Faster deployments and the ability to scale:

  • Improved user interface with a modular approach that is consistent across our services and makes it easy to reuse policies.
  • An application programming interface (API) for automation and the ability to scale. Anything that can be done through the GUI can be automated.
  • Controllers to track and configure containers as they are autoscaled with Kubernetes deployments including OpenShift, Azure Kubernetes Services and AWS Elastic Kubernetes Services.

Multi-Tenant Options:

Tenant encryption refers to the ability to use a different encryption key for every user or organization in a multi-tenant environment. Baffle enables this in multiple ways.

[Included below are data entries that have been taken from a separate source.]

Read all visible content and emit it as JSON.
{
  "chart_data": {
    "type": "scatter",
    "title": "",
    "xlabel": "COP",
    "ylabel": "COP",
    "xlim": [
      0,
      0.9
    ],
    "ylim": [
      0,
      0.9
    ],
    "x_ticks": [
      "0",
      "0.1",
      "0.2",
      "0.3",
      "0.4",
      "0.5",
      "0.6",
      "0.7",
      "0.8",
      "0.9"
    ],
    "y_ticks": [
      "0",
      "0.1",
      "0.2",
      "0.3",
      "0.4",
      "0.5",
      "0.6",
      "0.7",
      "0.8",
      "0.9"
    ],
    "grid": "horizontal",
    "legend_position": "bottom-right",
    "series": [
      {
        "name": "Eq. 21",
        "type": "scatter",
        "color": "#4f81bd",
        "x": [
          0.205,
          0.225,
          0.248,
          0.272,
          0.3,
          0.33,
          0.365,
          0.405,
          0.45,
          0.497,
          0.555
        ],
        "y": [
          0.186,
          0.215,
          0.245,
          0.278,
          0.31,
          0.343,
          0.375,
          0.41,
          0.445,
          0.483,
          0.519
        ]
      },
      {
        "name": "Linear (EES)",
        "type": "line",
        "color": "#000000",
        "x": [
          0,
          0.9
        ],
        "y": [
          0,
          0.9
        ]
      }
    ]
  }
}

  • Record-level encryption (RLE) enables every row of a relational database to be encrypted with a unique key.  This provides logical isolation and security for every tenant, but allows the host to scale cost-effectively by using the same database for all their tenants.
  • Database-level encryption (DLE) enables every database of a given database server to be encrypted with a separate key.  This provides logical isolation and security for every tenant, but allows the host to scale by using the same database server for all their tenants.
  • Outside of relational databases, Baffle’s API and Object services provide each tenant with a key and the data is encrypted and decrypted accordingly per every API call or Object

In all these cases, the tenants of Baffle customers can then select their own encryption keys and even provide access to their own key management services – extending “bring your own key” or “hold your own key” (BYOK/HYOK) abilities to the end customers.

Security Integrations:

  • High availability and disaster recovery (HA/DR) integrations with AWS to ensure you are always available.
  • Secrets store integrations for centralized control of password and other credentials enterprise-wide
  • Certificate store containing all the most popular public certificate authorities and the ability to add your own root and intermediate certificates.  Make TLS/SSL connections with ease.
  • Single sign-on (SSO) with almost any OIDC provider for rapid user onboarding and privilege assignments.

Across finance, healthcare, retail, and manufacturing industries, Baffle is helping to safely put more data to work while finally eliminating the impact of data breaches.  Through our data-centric approach to protecting the data itself, Baffle reduces the cost and impacts of compliance and security mandates even on infrastructure our customers don’t control.